NYC Films on the Green, Summer 2012: OSS 117, Cairo Nest of Spies

Cairo, Nest of SpiesI never understood the allure of James Bond films–or rather, I never understood why the hell anyone would admit to being a fan of  such pendulously dull male adolescent fantasies.  I’d get it if these films had been screened like nudie films used to be, in select ares of Times Square, where those burdened with a shameful yen for cartoonish dialogue + farm hand’s ideas of fancy living could go see ol’ Jimmy drive his purty car and spar with follically challenged villains.  But who’d have thought such heavyhanded silliness would become so culturally entrenched?

But as usual, my sense of what will be admired and duplicated is wrong wrong wrong.  And (she points out with a girlishly raised index finger) I was born too late to get all jazzed up by cold war hi-jinks in the cinema.  The early 60s were a fermentative and frightening era, and Jimmy B’s smug suavity calmed WWII victors’ fears of just what the fuck the Communists were percolating behind their Iron Curtain, while here in capitalistic society men were wrapping their minds around the honestly world-changing fact that women could now actually have sex without getting pregnant, and quite frequently chose to do so with people other than their husbands. . .but still.  “Plenty O’Toole?” “Pussy Galore”? 

Yawn.  

So I wasn’t looking forward to seeing OSS 117: Cairo, Nest of Spies on Friday night.  Not only was it a James Bond spoof–a terrifying thought, as anyone who’s sat through the 1967 version of Casino Royale can attest–but it was a French James Bond spoof.  And while our Gallic friends are good at much (they do consistently creative things with butter and xenophobia), subtle mockery is not their strong suit.  Plus, the film was being screened outdoors, it was supposed to rain, and I’d been listening to Leonard Cohen on my ipod with the expected snarliness that always follows such luscious self-indulgence. 

To my surprise, OSS 117 was a fantastic, hilarious surprise.  I’d like to sit through the film again, there on Cedar Hill in Central Park, outside of the French Embassy, laughing my ass off as the sky softly spits on my hair. The film features the stars of 2012’s big Oscar winner, The Artist, and Jean Dujardin is astonishingly good in a broad and ballsy comedy performance.  His OSS 117, Hubert Bonisseur de la Bath, is wildly impressed by his own charms and also happens to be a neat-freak goofball who, between travelling the world bedding women and assaulting foreign agents, tends to engage in fantasies about near-naked beach frolics with his friend Jack.  He also likes to repeatedly cock his gun while women watch, to mambo and play the mandolin, and, naturally, to throw chickens at random assailants that cross his path.  The film takes the piss out of the stale sophistication of the Bond films, with spies smugly commending themselves for the peace they’ve created in the Middle East, and the eternal good the French brought to their colonies.

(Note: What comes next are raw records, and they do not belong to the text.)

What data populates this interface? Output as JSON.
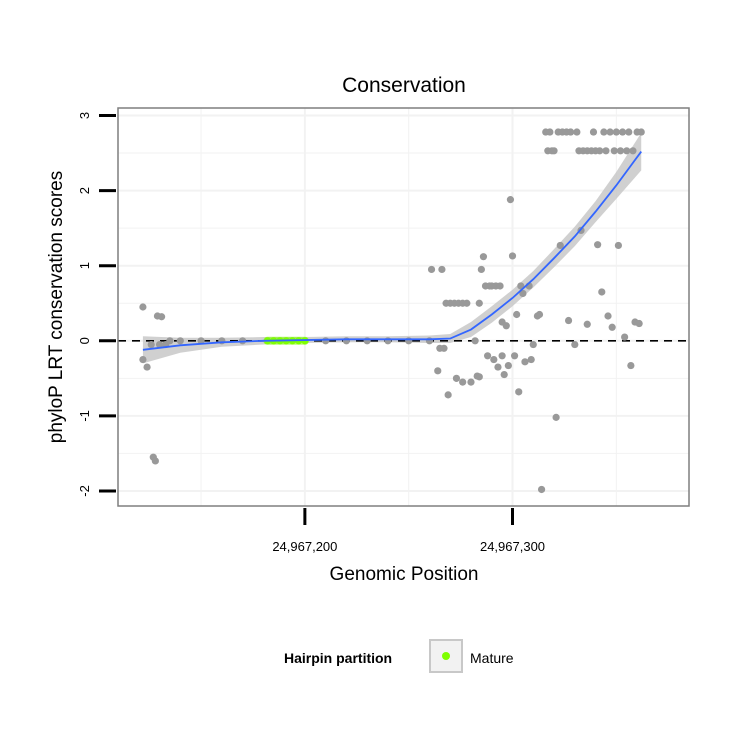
{
  "chart_data": {
    "type": "scatter",
    "title": "Conservation",
    "xlabel": "Genomic Position",
    "ylabel": "phyloP LRT conservation scores",
    "xlim": [
      24967110,
      24967385
    ],
    "ylim": [
      -2.2,
      3.1
    ],
    "x_ticks": [
      {
        "value": 24967200,
        "label": "24,967,200"
      },
      {
        "value": 24967300,
        "label": "24,967,300"
      }
    ],
    "y_ticks": [
      {
        "value": -2,
        "label": "-2"
      },
      {
        "value": -1,
        "label": "-1"
      },
      {
        "value": 0,
        "label": "0"
      },
      {
        "value": 1,
        "label": "1"
      },
      {
        "value": 2,
        "label": "2"
      },
      {
        "value": 3,
        "label": "3"
      }
    ],
    "reference_line": {
      "y": 0,
      "style": "dashed"
    },
    "legend": {
      "title": "Hairpin partition",
      "entries": [
        {
          "label": "Mature",
          "color": "#7fff00"
        }
      ]
    },
    "colors": {
      "points": "#999999",
      "smooth": "#3366ff",
      "ribbon": "#c8c8c8",
      "mature": "#7fff00",
      "panel_border": "#7f7f7f",
      "grid": "#f2f2f2"
    },
    "mature_range": [
      24967180,
      24967202
    ],
    "series": [
      {
        "name": "phyloP scores",
        "points": [
          {
            "x": 24967122,
            "y": 0.45
          },
          {
            "x": 24967124,
            "y": -0.35
          },
          {
            "x": 24967122,
            "y": -0.25
          },
          {
            "x": 24967127,
            "y": -1.55
          },
          {
            "x": 24967128,
            "y": -1.6
          },
          {
            "x": 24967129,
            "y": 0.33
          },
          {
            "x": 24967131,
            "y": 0.32
          },
          {
            "x": 24967133,
            "y": -0.05
          },
          {
            "x": 24967126,
            "y": -0.05
          },
          {
            "x": 24967130,
            "y": -0.05
          },
          {
            "x": 24967135,
            "y": 0
          },
          {
            "x": 24967140,
            "y": 0
          },
          {
            "x": 24967150,
            "y": 0
          },
          {
            "x": 24967160,
            "y": 0
          },
          {
            "x": 24967170,
            "y": 0
          },
          {
            "x": 24967210,
            "y": 0
          },
          {
            "x": 24967220,
            "y": 0
          },
          {
            "x": 24967230,
            "y": 0
          },
          {
            "x": 24967240,
            "y": 0
          },
          {
            "x": 24967250,
            "y": 0
          },
          {
            "x": 24967260,
            "y": 0
          },
          {
            "x": 24967265,
            "y": -0.1
          },
          {
            "x": 24967261,
            "y": 0.95
          },
          {
            "x": 24967266,
            "y": 0.95
          },
          {
            "x": 24967264,
            "y": -0.4
          },
          {
            "x": 24967267,
            "y": -0.1
          },
          {
            "x": 24967268,
            "y": 0.5
          },
          {
            "x": 24967269,
            "y": -0.72
          },
          {
            "x": 24967270,
            "y": 0.5
          },
          {
            "x": 24967272,
            "y": 0.5
          },
          {
            "x": 24967273,
            "y": -0.5
          },
          {
            "x": 24967274,
            "y": 0.5
          },
          {
            "x": 24967276,
            "y": 0.5
          },
          {
            "x": 24967276,
            "y": -0.55
          },
          {
            "x": 24967278,
            "y": 0.5
          },
          {
            "x": 24967280,
            "y": -0.55
          },
          {
            "x": 24967282,
            "y": 0
          },
          {
            "x": 24967283,
            "y": -0.47
          },
          {
            "x": 24967284,
            "y": -0.48
          },
          {
            "x": 24967284,
            "y": 0.5
          },
          {
            "x": 24967285,
            "y": 0.95
          },
          {
            "x": 24967286,
            "y": 1.12
          },
          {
            "x": 24967287,
            "y": 0.73
          },
          {
            "x": 24967288,
            "y": -0.2
          },
          {
            "x": 24967289,
            "y": 0.73
          },
          {
            "x": 24967290,
            "y": 0.73
          },
          {
            "x": 24967291,
            "y": -0.25
          },
          {
            "x": 24967292,
            "y": 0.73
          },
          {
            "x": 24967293,
            "y": -0.35
          },
          {
            "x": 24967294,
            "y": 0.73
          },
          {
            "x": 24967295,
            "y": -0.2
          },
          {
            "x": 24967295,
            "y": 0.25
          },
          {
            "x": 24967296,
            "y": -0.45
          },
          {
            "x": 24967297,
            "y": 0.2
          },
          {
            "x": 24967298,
            "y": -0.33
          },
          {
            "x": 24967299,
            "y": 1.88
          },
          {
            "x": 24967300,
            "y": 1.13
          },
          {
            "x": 24967301,
            "y": -0.2
          },
          {
            "x": 24967302,
            "y": 0.35
          },
          {
            "x": 24967303,
            "y": -0.68
          },
          {
            "x": 24967304,
            "y": 0.73
          },
          {
            "x": 24967305,
            "y": 0.63
          },
          {
            "x": 24967306,
            "y": -0.28
          },
          {
            "x": 24967308,
            "y": 0.73
          },
          {
            "x": 24967309,
            "y": -0.25
          },
          {
            "x": 24967310,
            "y": -0.05
          },
          {
            "x": 24967312,
            "y": 0.33
          },
          {
            "x": 24967313,
            "y": 0.35
          },
          {
            "x": 24967314,
            "y": -1.98
          },
          {
            "x": 24967316,
            "y": 2.78
          },
          {
            "x": 24967317,
            "y": 2.53
          },
          {
            "x": 24967318,
            "y": 2.78
          },
          {
            "x": 24967319,
            "y": 2.53
          },
          {
            "x": 24967320,
            "y": 2.53
          },
          {
            "x": 24967321,
            "y": -1.02
          },
          {
            "x": 24967322,
            "y": 2.78
          },
          {
            "x": 24967323,
            "y": 1.27
          },
          {
            "x": 24967324,
            "y": 2.78
          },
          {
            "x": 24967326,
            "y": 2.78
          },
          {
            "x": 24967327,
            "y": 0.27
          },
          {
            "x": 24967328,
            "y": 2.78
          },
          {
            "x": 24967330,
            "y": -0.05
          },
          {
            "x": 24967331,
            "y": 2.78
          },
          {
            "x": 24967332,
            "y": 2.53
          },
          {
            "x": 24967333,
            "y": 1.47
          },
          {
            "x": 24967334,
            "y": 2.53
          },
          {
            "x": 24967336,
            "y": 0.22
          },
          {
            "x": 24967336,
            "y": 2.53
          },
          {
            "x": 24967338,
            "y": 2.53
          },
          {
            "x": 24967339,
            "y": 2.78
          },
          {
            "x": 24967340,
            "y": 2.53
          },
          {
            "x": 24967341,
            "y": 1.28
          },
          {
            "x": 24967342,
            "y": 2.53
          },
          {
            "x": 24967343,
            "y": 0.65
          },
          {
            "x": 24967344,
            "y": 2.78
          },
          {
            "x": 24967345,
            "y": 2.53
          },
          {
            "x": 24967346,
            "y": 0.33
          },
          {
            "x": 24967347,
            "y": 2.78
          },
          {
            "x": 24967348,
            "y": 0.18
          },
          {
            "x": 24967349,
            "y": 2.53
          },
          {
            "x": 24967350,
            "y": 2.78
          },
          {
            "x": 24967351,
            "y": 1.27
          },
          {
            "x": 24967352,
            "y": 2.53
          },
          {
            "x": 24967353,
            "y": 2.78
          },
          {
            "x": 24967354,
            "y": 0.05
          },
          {
            "x": 24967355,
            "y": 2.53
          },
          {
            "x": 24967356,
            "y": 2.78
          },
          {
            "x": 24967357,
            "y": -0.33
          },
          {
            "x": 24967358,
            "y": 2.53
          },
          {
            "x": 24967359,
            "y": 0.25
          },
          {
            "x": 24967360,
            "y": 2.78
          },
          {
            "x": 24967361,
            "y": 0.23
          },
          {
            "x": 24967362,
            "y": 2.78
          }
        ]
      },
      {
        "name": "Mature",
        "points": [
          {
            "x": 24967182,
            "y": 0
          },
          {
            "x": 24967185,
            "y": 0
          },
          {
            "x": 24967188,
            "y": 0
          },
          {
            "x": 24967191,
            "y": 0
          },
          {
            "x": 24967194,
            "y": 0
          },
          {
            "x": 24967197,
            "y": 0
          },
          {
            "x": 24967200,
            "y": 0
          }
        ]
      },
      {
        "name": "loess smooth",
        "points": [
          {
            "x": 24967122,
            "y": -0.12
          },
          {
            "x": 24967140,
            "y": -0.06
          },
          {
            "x": 24967160,
            "y": -0.02
          },
          {
            "x": 24967180,
            "y": 0
          },
          {
            "x": 24967200,
            "y": 0.01
          },
          {
            "x": 24967220,
            "y": 0.02
          },
          {
            "x": 24967240,
            "y": 0.02
          },
          {
            "x": 24967260,
            "y": 0.02
          },
          {
            "x": 24967270,
            "y": 0.03
          },
          {
            "x": 24967280,
            "y": 0.15
          },
          {
            "x": 24967290,
            "y": 0.35
          },
          {
            "x": 24967300,
            "y": 0.57
          },
          {
            "x": 24967310,
            "y": 0.82
          },
          {
            "x": 24967320,
            "y": 1.1
          },
          {
            "x": 24967330,
            "y": 1.39
          },
          {
            "x": 24967340,
            "y": 1.72
          },
          {
            "x": 24967350,
            "y": 2.07
          },
          {
            "x": 24967362,
            "y": 2.52
          }
        ],
        "ribbon_half_width": [
          0.18,
          0.1,
          0.06,
          0.05,
          0.04,
          0.04,
          0.04,
          0.05,
          0.06,
          0.1,
          0.11,
          0.11,
          0.11,
          0.12,
          0.13,
          0.14,
          0.18,
          0.25
        ]
      }
    ]
  }
}
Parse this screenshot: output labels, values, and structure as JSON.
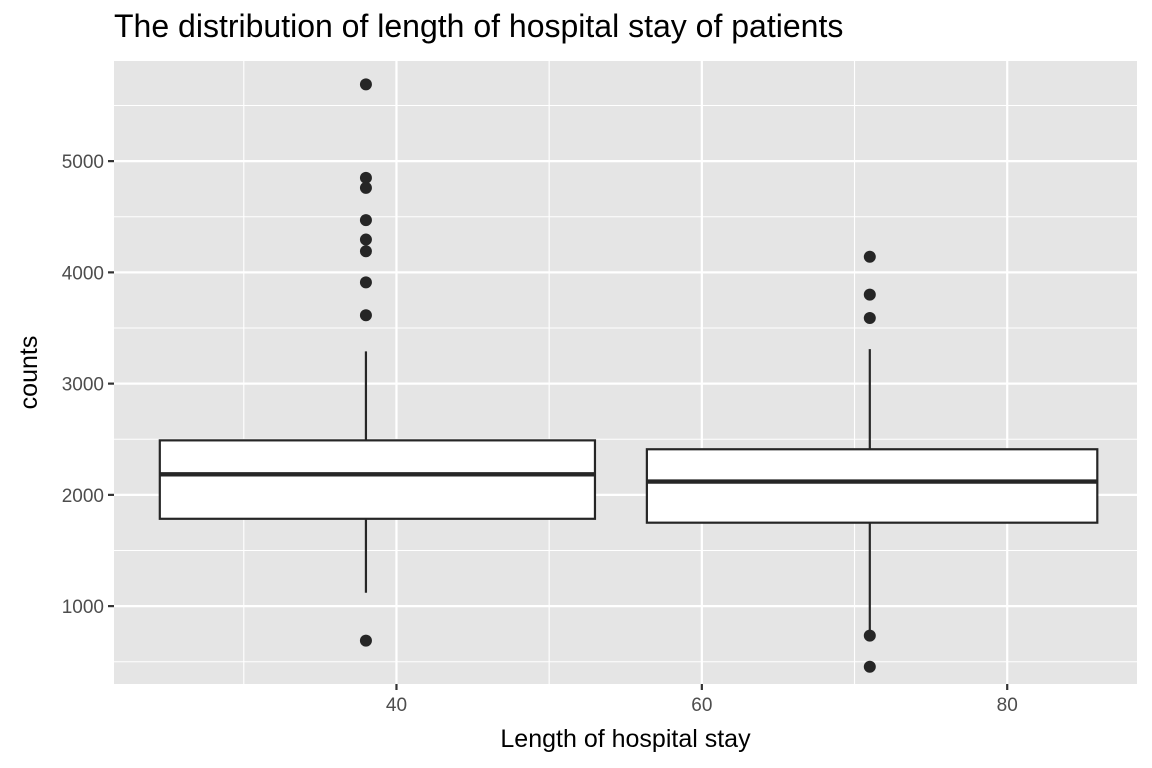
{
  "chart_data": {
    "type": "boxplot",
    "title": "The distribution of length of hospital stay of patients",
    "xlabel": "Length of hospital stay",
    "ylabel": "counts",
    "xlim": [
      21.5,
      88.5
    ],
    "ylim": [
      300,
      5900
    ],
    "x_ticks": [
      40,
      60,
      80
    ],
    "y_ticks": [
      1000,
      2000,
      3000,
      4000,
      5000
    ],
    "grid": true,
    "theme_colors": {
      "panel": "#e5e5e5",
      "grid": "#ffffff",
      "box_fill": "#ffffff",
      "stroke": "#262626",
      "point": "#262626",
      "text": "#4d4d4d"
    },
    "boxes": [
      {
        "x": 38,
        "x_range": [
          24.5,
          53
        ],
        "q1": 1785,
        "median": 2185,
        "q3": 2490,
        "whisker_low": 1120,
        "whisker_high": 3290,
        "outliers": [
          690,
          3615,
          3910,
          4190,
          4295,
          4470,
          4760,
          4850,
          5690
        ]
      },
      {
        "x": 71,
        "x_range": [
          56.4,
          85.9
        ],
        "q1": 1750,
        "median": 2120,
        "q3": 2410,
        "whisker_low": 740,
        "whisker_high": 3310,
        "outliers": [
          455,
          735,
          3590,
          3800,
          4140
        ]
      }
    ]
  }
}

His Gun: “Cocked, and Uncocked”

Also, this movie contained a joke that had me laughing two days later:  a joke almost Lubitschean in its silliness, darkness, and plaintive humanity.  (I remember inhaling in shock when, in Lubitsch’s To Be and Not to Be, concentration camp jokes began flying about–they were scandalous, brilliant.)  At the climax of OSS 117, Bossinaire has been captured by a Nazi with a gun and a vendetta.  This Nazi, whose trembling rod indicates a few homoerotic fantasies of his own, is  thoroughly backed up by menacing Gestapo agents.  He levels his pistol at Bossinaire and dolefully asks him, “Why are we Nazis always the bad guys?” 

Why indeed. 

The Cultural Services of the French Embassy and the City of New York Parks and Recreation will continue these outdoor screenings all summer long in parks throughout Manhattan.  As they say on frenchculture.org, “The 2012 Films on the Green Festival features 8 free French screenings all adapted from French and American literature. Through an array of different cinematic genres – thriller, comedy, drama, romance and musical, the 2012 line-up includes films adapted from a wide range of literary styles – fairy tale (Donkey Skin), poetry (The Snows of Kilimanjaro) and graphic novel (Persepolis) – and highlights how great French directors like François Truffaut, Jacques Demy or Costa-Gavras have adapted works of literature.” 

OSS 117: Cairo, Nest of Spies (OSS117, Le Caire Nid d’Espions), 2006, dir. Michel Hazanavicius, starring Jean Dujardin, Berenice Bejo.